InUne catastrophe reprises a knot of articulations directly derived from Germany 90 : war, visual strobe effects, Labarthe as narrator, German poetry, People on Sunday the same rapturous clip of the kiss, slowed down and stopped differentlythe same snatch of Schumann.
How else but with ambivalence Should one look at this country with its dream of itself? And its end-point is loss:. For what is a cinephile if not someone who acutely longs for an elsewhere, an imaginary world offered by cinema — but an elsewhere mapped to specific projected sites, places, nations? This absence of a background is not uncommon in the cinema.

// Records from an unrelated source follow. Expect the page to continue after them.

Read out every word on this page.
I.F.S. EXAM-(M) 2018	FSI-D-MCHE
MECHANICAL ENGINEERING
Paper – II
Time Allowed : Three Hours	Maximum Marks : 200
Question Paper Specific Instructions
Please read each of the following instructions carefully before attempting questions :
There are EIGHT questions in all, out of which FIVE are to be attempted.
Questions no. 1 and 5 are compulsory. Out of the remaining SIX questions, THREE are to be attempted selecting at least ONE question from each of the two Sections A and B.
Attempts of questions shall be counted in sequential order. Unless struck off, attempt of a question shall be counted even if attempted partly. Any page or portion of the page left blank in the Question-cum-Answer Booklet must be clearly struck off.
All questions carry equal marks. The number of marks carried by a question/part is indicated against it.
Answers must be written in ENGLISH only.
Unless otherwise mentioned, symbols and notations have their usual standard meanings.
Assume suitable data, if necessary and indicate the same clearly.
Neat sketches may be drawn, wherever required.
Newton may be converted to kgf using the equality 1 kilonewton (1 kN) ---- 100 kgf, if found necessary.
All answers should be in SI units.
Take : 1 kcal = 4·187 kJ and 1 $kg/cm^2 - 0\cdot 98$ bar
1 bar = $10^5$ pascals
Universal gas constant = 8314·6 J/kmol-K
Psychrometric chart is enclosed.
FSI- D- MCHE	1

Indeed, it is an advantage of the medium in terms of immediacy and spontaneity. The story is simply there; we plunge into it assuming that a life only becomes interesting the moment the hero has broken free of family confines. This reference to the confines of family will soon become central to our understanding of the films of Wenders. All of his major films, documentary-essays including Poto and Cabengo and My Crasy Lifereflect upon the strange, fascinating ways of his adopted homeland, and of the difficult passage of his own assimilation into it.

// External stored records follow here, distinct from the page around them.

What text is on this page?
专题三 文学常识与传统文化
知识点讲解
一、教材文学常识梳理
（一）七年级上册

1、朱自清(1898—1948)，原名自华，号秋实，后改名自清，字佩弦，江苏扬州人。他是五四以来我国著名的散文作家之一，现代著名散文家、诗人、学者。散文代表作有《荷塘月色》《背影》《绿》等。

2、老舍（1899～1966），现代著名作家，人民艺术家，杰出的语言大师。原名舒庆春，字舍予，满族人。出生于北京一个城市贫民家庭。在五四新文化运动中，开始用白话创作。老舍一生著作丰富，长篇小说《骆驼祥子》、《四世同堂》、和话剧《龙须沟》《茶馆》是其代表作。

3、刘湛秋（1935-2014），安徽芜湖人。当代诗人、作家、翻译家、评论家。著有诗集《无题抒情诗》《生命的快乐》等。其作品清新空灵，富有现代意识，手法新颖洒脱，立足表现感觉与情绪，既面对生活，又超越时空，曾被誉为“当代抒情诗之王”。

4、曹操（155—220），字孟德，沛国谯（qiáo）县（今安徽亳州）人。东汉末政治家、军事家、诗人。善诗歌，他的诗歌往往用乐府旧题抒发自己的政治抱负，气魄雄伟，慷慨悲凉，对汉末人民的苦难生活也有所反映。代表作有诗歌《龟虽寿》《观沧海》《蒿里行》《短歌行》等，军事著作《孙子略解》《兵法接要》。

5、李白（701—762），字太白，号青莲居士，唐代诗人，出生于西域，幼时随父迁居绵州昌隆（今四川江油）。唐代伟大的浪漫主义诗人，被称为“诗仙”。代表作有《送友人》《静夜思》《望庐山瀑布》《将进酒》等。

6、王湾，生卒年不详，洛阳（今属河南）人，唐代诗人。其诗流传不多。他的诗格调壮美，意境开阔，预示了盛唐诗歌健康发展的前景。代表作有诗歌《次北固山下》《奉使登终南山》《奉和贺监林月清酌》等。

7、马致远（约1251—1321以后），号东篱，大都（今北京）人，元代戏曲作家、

As Gorin explained, the film arose from his sense of the break with deep or vertical History that America represents in relation to his previous home of Europe; here, in the New World, everything is horizontal, on the surface. Hence the Western, the Road Movie In this conception, we can already intuit the profound influence of the recently-deceased American film critic Manny Farber — with whom Gorin worked for Physical - Various - Shine On (The 80s Volume 4) (CD) decades, teaching in San Diego — on Routine Pleasures : wisdom is to be found in a humble patch of earth, a small slice of experience, not in a synoptic sweep of vast expanses.
Gorin finds, fortuitously, a group of fairly old men who run a remarkable model train spectacle, not for the public but their private amusement; complete with landscape, figures, tracks and roads and crossings, it is, incredibly enough, an entire miniaturised Road Movie in itself — a complete world reconstructed in situin a large room.

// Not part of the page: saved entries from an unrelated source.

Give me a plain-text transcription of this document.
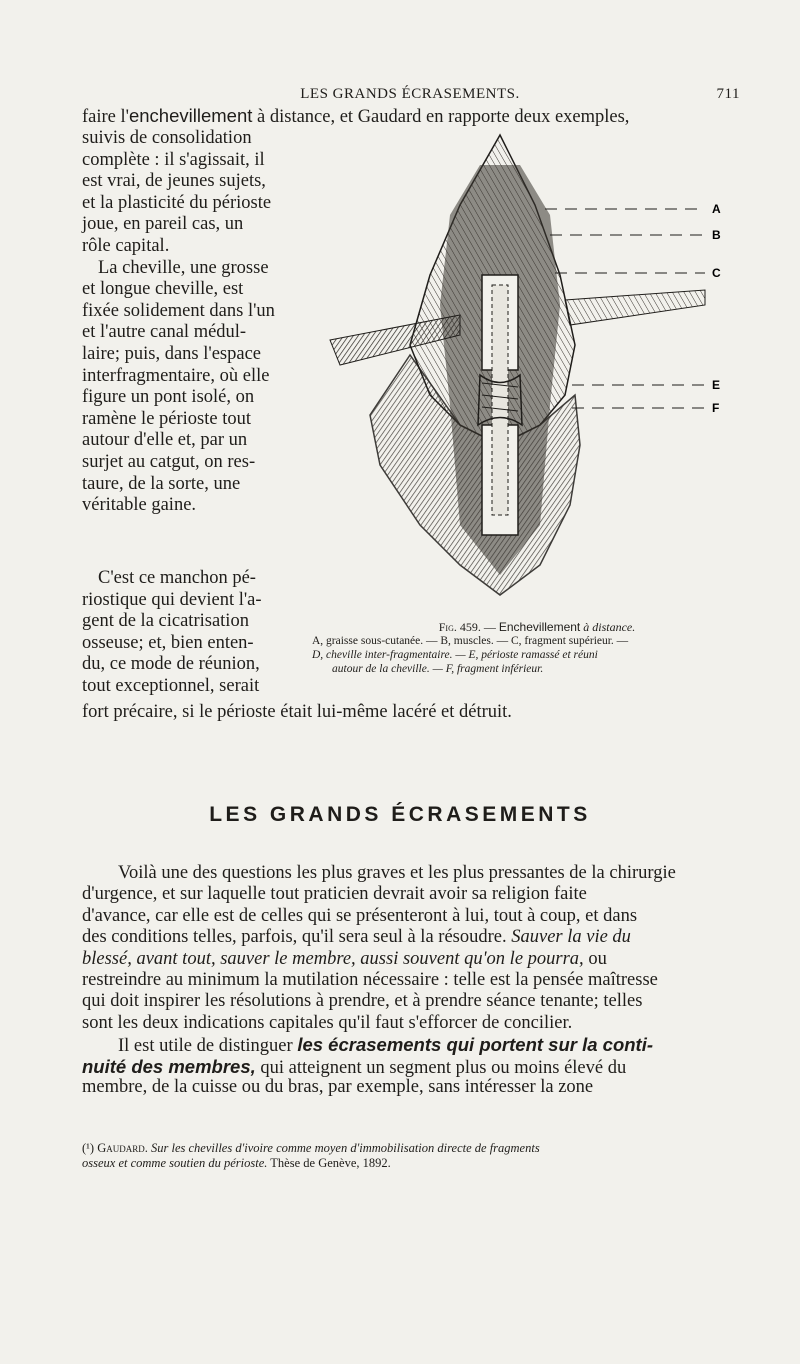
LES GRANDS ÉCRASEMENTS.	711
faire l'enchevillement à distance, et Gaudard en rapporte deux exemples,
suivis de consolidation
complète : il s'agissait, il
est vrai, de jeunes sujets,
et la plasticité du périoste
joue, en pareil cas, un
rôle capital.
La cheville, une grosse
et longue cheville, est
fixée solidement dans l'un
et l'autre canal médul-
laire; puis, dans l'espace
interfragmentaire, où elle
figure un pont isolé, on
ramène le périoste tout
autour d'elle et, par un
surjet au catgut, on res-
taure, de la sorte, une
véritable gaine.
C'est ce manchon pé-
riostique qui devient l'a-
gent de la cicatrisation
osseuse; et, bien enten-
du, ce mode de réunion,
tout exceptionnel, serait
fort précaire, si le périoste était lui-même lacéré et détruit.
A
B
C
E
F
Fig. 459. — Enchevillement à distance.
A, graisse sous-cutanée. — B, muscles. — C, fragment supérieur. —
D, cheville inter-fragmentaire. — E, périoste ramassé et réuni
autour de la cheville. — F, fragment inférieur.
LES GRANDS ÉCRASEMENTS
Voilà une des questions les plus graves et les plus pressantes de la chirurgie
d'urgence, et sur laquelle tout praticien devrait avoir sa religion faite
d'avance, car elle est de celles qui se présenteront à lui, tout à coup, et dans
des conditions telles, parfois, qu'il sera seul à la résoudre. Sauver la vie du
blessé, avant tout, sauver le membre, aussi souvent qu'on le pourra, ou
restreindre au minimum la mutilation nécessaire : telle est la pensée maîtresse
qui doit inspirer les résolutions à prendre, et à prendre séance tenante; telles
sont les deux indications capitales qu'il faut s'efforcer de concilier.
Il est utile de distinguer les écrasements qui portent sur la conti-
nuité des membres, qui atteignent un segment plus ou moins élevé du
membre, de la cuisse ou du bras, par exemple, sans intéresser la zone
(¹) Gaudard. Sur les chevilles d'ivoire comme moyen d'immobilisation directe de fragments
osseux et comme soutien du périoste. Thèse de Genève, 1892.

When these chaps want to eventually get rid of him, they silently give him a fatal, hilarious sign: they place their little model of his red car an earlier sign that they had accepted him in the path of an oncoming train. Gorin must then leave the fantasy bubble of this Americana shed, and weigh up in his montage and voice-over what he has learnt on this spot Let us return to Wenders now. The Westerns that he once adored as a child or teenager proved to be a curious, somewhat treacherous foundation for his adult imaginary.
On the one hand, it provides him with an imaginable Past, a History; on the other hand, it is a pure form forecasting, but cleanly cut off from, the urban capitalism of later American history. But, for Wenders himself — unable to vanish into the mythic air — the conjunction of History and Story will form the basis of a constant, never truly resolved struggle, just as it does for Godard.
Alice in the Cities is a film of special poignancy and beauty. The characters in Alice in the Cities speak of having no past or future, of having lost their secure identity in some unspoken crisis of long ago, of not even knowing how to live. In fact, Alice in the Cities replaces ego-based misery with an ego-less state — a zone in which neither the man nor the child are yet fully formed beings.
The film captures a blissfully prolonged minute moment of ego-less suspension — substituting a temporary, fluid sense of commitment, in place of the grimness associated with the conventional Mummy-Daddy-Child nuclear family unit. A happy instance of filial transmission!